Sunday, April 19, 2015

TOW #26: Dead Poet's Society as a Visual Text

This weekend, I had the pleasure of watching the classic film Dead Poet's Society for the first time. Given the topic of the story, and the fact that much of what happens throughout the film centers around classical texts and the impact that they have on modern characters, I think it serves as the perfect visual text to analyze in an APELC setting.

In considering what the director of Dead Poet's Society, Peter Weir, wishes for the audience to take from the film, it is essential to examine the social climate of the film as a whole, and understand how this affects the film's main characters. The story's setting at the Welton school can only be described as a place where conservative values of private education and institutionalism clash with the progressive ideals of youth, and those of John Keating, played by Robin Williams. As the film's tagline cites, Keating acts as the inspiration for the young men of his English class, who have been subjected to the rigged cultural ideals of the Welton School their entire lives.

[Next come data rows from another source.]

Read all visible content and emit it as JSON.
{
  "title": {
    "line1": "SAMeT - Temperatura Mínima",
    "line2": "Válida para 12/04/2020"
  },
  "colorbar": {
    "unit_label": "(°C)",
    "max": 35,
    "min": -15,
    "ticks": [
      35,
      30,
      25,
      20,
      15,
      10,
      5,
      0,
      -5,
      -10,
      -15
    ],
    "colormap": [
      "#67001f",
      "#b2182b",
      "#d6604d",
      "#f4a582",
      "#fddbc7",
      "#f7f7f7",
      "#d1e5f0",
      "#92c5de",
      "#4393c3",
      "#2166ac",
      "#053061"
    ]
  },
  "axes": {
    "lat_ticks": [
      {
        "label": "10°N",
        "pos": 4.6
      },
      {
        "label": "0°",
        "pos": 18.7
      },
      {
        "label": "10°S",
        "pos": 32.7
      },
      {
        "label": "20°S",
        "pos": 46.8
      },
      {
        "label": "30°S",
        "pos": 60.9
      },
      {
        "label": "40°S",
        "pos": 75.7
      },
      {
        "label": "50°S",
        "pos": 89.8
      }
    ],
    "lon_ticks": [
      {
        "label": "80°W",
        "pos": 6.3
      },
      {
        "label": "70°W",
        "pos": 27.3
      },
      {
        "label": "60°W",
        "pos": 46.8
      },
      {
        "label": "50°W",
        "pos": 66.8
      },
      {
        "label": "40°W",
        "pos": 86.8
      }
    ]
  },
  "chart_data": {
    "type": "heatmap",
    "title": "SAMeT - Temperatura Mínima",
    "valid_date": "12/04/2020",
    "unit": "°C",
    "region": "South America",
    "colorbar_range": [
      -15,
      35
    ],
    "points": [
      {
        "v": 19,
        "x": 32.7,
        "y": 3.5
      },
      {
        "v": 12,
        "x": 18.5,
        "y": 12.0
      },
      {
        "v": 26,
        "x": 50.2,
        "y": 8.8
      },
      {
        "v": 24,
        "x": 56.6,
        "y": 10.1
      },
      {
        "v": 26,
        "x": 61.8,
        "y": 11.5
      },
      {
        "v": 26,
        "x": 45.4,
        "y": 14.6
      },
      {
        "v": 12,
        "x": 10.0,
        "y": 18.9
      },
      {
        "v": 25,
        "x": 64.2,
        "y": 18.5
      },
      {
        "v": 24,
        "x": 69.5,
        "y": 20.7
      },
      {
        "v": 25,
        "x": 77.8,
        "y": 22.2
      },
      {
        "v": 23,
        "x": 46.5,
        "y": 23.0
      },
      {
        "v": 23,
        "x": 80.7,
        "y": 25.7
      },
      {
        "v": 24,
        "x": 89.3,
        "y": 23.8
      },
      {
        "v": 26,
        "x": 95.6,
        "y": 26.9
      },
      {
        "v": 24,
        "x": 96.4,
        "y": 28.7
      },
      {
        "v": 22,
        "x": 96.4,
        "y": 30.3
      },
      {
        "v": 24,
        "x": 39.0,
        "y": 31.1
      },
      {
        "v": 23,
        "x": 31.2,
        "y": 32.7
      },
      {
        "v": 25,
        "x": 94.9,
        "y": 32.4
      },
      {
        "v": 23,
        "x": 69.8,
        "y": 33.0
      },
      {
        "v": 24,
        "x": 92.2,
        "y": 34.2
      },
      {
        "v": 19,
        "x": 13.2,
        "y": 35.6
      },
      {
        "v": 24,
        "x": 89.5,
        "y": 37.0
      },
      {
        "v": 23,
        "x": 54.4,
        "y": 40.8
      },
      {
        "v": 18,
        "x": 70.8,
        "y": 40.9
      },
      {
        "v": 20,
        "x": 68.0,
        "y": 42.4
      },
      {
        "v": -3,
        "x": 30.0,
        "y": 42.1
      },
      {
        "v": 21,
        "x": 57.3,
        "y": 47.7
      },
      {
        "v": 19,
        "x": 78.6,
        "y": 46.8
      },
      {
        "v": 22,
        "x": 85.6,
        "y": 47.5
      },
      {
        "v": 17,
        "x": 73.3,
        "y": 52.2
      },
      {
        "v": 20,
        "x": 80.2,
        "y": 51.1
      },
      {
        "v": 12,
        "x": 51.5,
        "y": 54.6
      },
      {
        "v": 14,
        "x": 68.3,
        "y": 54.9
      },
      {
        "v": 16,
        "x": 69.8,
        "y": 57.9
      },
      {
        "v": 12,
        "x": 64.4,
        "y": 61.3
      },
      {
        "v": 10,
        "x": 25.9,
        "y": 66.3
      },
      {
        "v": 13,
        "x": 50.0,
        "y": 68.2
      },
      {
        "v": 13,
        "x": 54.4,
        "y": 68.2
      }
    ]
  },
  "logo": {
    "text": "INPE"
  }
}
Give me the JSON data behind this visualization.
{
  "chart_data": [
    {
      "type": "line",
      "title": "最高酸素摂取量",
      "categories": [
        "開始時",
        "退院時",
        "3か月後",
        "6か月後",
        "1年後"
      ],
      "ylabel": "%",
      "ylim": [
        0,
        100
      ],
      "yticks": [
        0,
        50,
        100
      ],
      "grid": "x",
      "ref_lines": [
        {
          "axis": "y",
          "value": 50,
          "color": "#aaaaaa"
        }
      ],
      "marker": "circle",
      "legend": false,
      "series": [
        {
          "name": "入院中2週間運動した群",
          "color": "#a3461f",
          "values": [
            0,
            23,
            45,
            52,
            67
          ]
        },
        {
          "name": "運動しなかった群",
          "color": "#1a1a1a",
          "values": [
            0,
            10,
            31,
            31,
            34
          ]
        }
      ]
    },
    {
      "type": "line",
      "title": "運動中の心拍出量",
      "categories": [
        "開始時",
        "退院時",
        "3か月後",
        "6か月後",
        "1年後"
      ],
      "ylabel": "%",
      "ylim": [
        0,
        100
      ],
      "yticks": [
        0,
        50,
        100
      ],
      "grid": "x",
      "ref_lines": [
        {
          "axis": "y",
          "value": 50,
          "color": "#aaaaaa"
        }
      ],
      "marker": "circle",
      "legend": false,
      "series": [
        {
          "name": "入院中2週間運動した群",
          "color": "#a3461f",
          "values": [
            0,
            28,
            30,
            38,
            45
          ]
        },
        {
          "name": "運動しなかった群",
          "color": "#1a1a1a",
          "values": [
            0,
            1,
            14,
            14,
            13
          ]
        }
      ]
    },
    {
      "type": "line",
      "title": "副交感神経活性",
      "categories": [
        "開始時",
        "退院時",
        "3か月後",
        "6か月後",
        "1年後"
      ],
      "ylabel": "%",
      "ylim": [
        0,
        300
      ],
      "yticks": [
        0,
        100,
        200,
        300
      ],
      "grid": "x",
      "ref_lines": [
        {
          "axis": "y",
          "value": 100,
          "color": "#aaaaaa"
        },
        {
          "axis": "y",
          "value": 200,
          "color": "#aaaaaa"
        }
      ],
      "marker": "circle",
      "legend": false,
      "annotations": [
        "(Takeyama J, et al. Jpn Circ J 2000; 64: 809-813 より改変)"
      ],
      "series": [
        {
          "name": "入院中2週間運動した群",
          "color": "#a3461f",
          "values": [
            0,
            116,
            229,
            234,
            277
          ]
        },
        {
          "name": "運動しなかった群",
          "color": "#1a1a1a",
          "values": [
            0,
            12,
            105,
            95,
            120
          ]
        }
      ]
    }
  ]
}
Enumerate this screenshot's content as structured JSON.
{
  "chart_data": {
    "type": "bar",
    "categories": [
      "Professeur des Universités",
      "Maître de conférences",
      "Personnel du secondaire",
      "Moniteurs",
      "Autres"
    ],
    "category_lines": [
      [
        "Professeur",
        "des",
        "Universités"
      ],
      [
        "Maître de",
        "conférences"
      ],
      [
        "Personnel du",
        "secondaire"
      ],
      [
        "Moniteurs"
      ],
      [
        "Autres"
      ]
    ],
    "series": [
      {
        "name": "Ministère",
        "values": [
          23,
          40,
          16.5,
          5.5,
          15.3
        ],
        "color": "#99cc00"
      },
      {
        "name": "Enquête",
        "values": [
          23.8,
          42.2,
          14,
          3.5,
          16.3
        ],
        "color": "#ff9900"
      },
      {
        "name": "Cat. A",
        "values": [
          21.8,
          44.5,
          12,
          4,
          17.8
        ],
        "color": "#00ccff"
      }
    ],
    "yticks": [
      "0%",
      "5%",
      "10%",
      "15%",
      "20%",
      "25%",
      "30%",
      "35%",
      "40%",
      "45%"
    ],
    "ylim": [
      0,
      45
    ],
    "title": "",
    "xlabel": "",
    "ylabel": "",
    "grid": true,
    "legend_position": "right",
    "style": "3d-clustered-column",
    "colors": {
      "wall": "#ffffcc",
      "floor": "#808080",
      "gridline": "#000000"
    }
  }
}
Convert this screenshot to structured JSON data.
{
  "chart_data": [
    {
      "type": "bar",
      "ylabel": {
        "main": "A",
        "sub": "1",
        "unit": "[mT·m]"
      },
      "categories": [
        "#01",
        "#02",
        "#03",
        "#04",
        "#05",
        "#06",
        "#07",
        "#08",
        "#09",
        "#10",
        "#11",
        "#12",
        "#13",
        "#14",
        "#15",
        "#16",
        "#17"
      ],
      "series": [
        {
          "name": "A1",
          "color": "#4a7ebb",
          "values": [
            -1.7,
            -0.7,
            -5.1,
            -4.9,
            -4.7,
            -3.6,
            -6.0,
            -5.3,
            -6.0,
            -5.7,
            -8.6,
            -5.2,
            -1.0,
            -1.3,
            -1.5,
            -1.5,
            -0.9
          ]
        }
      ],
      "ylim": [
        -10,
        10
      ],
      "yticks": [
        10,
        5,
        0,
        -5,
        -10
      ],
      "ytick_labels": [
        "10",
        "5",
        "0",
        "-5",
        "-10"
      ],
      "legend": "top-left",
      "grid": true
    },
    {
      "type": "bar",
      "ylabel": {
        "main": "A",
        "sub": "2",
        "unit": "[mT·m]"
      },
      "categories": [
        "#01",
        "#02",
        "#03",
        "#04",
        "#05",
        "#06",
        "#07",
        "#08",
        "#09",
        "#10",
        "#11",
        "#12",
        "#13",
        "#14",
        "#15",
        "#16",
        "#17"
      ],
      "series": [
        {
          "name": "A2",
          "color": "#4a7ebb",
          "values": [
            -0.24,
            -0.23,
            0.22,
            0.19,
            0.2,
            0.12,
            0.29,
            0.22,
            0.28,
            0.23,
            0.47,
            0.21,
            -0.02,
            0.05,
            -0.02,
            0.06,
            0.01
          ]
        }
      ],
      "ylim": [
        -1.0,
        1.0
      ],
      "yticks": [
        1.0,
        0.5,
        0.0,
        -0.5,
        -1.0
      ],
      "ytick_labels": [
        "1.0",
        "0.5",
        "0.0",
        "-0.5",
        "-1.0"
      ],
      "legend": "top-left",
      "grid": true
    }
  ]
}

This is best evidenced when Keating reads aloud the absurd introduction to the classes English textbook, which instructs students to use an X-Y Axis to rate a poem's perfection, then allows the students to tear the book apart. In this way, Keating exposes the students to their first real taste of freedom and self expression in an educational environment. This is the first of several instances of Keating exposing the students to educational freedom over the course of the film. In the way, he challenges his students to question the social and political norms that define life at Welton. This leads Charlie to publish an article arguing for a coeducational environment at the school, and leads Neil Perry to take up an interest in acting, despite his father's stiff punishments.

Overall, this encouragement of doing what others might frown upon for the sake of "finding oneself" is the film's main message. Keating acts as the embodiment of the ideals he discusses in classic works such as Ulysees and The Odyssey. The relationship he shares with his students, and the outcome of these relationships at the end of the film, serves as an overall metaphor for the importance of questioning authority in all of its forms, and shaping ones identity not for the sake of others, but for the sake of oneself. It is important to note that Keating does not act a savior for his students, but rather that he acts as a tool for them to find the savior in themselves. It is through his lessons that his students go on to shape their own lives, and defy the rigid authoritarianism that surrounds them in the conservative environment of Welton, as well as the pressures they face from their at-home environments. Professor Keating enables his students to realize that they are more than mere products of the educational system, but individuals, capable of unique and wonderful things. He also attempts to instill in them a desire and a consciousness towards their ability to change the status quo of their environment. The films final scene, in which all of the members of the Dead Poet's Society stand on their desk's in a silent salute to Mr. Keating,  reveals his success at this endeavor.